La puerta es azul y las paredes son amarillas. La decoración del frente de la casa sugiere una inclinación futbolística y certifica, asimismo, que convive con sus hermanos, los dos hinchas de Boca, y que su papá, hincha de River, se mudó de ahí hace más de veinte años. A Matías, sin embargo, la combinación de colores le da pereza: “Soy de Boca y de River, sí, de los dos equipos a la vez. Mis amigos me joden y me dicen que soy bisexual, que me gusta dar y recibir. No lo descarto. Soy hincha de Boca por mis hermanos, soy hincha de River por mi papá y por mi mejor amigo Tomi”. El fútbol, asume, ya no le importa tanto. Tiene otras preferencias.
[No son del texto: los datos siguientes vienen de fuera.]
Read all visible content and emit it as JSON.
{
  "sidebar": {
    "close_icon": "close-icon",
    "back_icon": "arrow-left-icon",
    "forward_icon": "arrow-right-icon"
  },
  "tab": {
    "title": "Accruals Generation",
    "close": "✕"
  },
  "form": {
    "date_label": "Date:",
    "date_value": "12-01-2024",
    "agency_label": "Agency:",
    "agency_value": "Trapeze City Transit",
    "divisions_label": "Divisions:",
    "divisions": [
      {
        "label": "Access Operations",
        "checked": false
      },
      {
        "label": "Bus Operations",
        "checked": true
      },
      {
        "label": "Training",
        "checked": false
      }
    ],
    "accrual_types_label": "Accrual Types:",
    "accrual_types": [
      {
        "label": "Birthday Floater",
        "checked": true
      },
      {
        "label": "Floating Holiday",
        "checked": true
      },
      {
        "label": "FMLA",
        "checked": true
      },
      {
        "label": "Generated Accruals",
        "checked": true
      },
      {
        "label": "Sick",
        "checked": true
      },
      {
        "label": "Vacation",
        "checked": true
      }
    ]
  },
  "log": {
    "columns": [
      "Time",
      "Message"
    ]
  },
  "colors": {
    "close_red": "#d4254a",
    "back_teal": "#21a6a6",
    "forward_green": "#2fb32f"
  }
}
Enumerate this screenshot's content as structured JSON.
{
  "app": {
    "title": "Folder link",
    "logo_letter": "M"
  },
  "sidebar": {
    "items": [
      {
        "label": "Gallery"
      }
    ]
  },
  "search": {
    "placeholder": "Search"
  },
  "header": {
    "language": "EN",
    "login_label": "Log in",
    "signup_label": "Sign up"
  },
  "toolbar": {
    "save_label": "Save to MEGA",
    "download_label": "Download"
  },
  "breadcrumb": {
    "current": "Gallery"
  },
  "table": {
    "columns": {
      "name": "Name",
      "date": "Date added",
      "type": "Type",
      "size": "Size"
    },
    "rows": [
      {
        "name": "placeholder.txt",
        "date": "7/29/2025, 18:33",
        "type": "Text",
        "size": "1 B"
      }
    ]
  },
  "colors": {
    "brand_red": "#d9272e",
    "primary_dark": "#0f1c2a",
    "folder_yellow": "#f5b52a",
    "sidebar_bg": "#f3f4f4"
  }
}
La recepción es un pasillo corto. Una mesa de madera a la izquierda sirve para apilar hojas, facturas de servicios a pagar, adornos, chucherías, cosas y piezas varias. Hay una tarjeta que promociona las clases de guitarra de Agustín, su hermano. No hay ninguna llave pero podría haberla. Una puerta de vidrio abierta permite dimensionar las medidas de la casa. Es grande y antigua. Hay un gran pulmón en el medio y los ambientes techados se distribuyen sobre el ala derecha de la vivienda. El piso es de una cerámica que alguna vez estuvo de moda. Los ladrillos en las paredes llegan al metro y medio, después gobierna un tono de naranja gastado.
En el patio hay un sillón de dos plazas con almohadones forrados en una manta amarilla y una gran mesa de madera pesada que sostiene un florero, dos tazas intervenidas, dos macetas y un spray de alcohol. Se ven sillas también de madera, una pelota de fútbol desinflada con gajos desechos y un aspecto retro bien logrado, una bicicleta playera, un baño exterior más chico que un baño químico, cuadros de témperas y acuarelas en las paredes, ventanales y puertas altas. El prejuicio dicta que ahí vive, al menos, una persona dedicada al arte. Las obras colgadas, la decoración pintada, la vegetación abundante, el despojo por el orden obsesivo. La vegetación y los colores vivos prevalecen. Abundan árboles, ramas, hojas, plantas, macetas, macetitas. Una enredadera coloniza la pared izquierda donde se recuesta la escalera que lleva a la primera de las dos terrazas.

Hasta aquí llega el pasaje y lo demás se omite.